The MDU believes the current legal position is clear in that doctors need not fear litigation if they apply some very basic principles to innovative treatment: safeguarding, good reasons for departure, patient understanding of reasoning of belief it is in best interests, patient consent. This is long echoed by the BMA, GMC, and in case law.

The current legal position is clear, and has evolved carefully and robustly over many years. Would any reasonable or responsible practitioner have done the same, can logical reasoning be applied, can the decision be explained or defended? This is firmly pro-innovation. There is no need for any change or statutory legislation in this regard.
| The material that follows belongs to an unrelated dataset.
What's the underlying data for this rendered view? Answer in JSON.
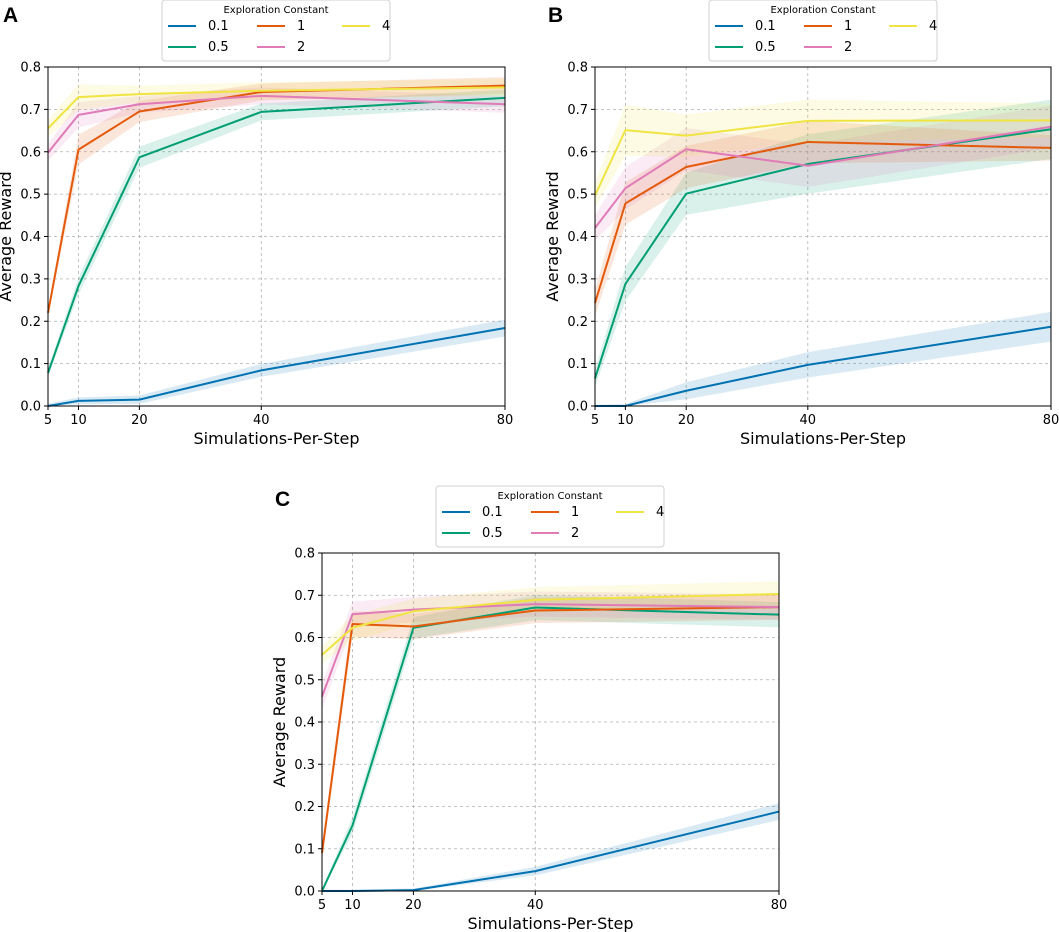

The risks of a bill would include, as the MDU state, the potential to cause considerable confusion among doctors and thus acually impede medical innovation. “This is because doctors thinking of using a new approach or procedure would have to consider the effect of the Bill, which would be an additional process.”

Indeed in the process of reducing access to justice for claimants it may paradoxically create a significant number of new liabilities, hurdles and uncertainties for doctors and put the law back by decades.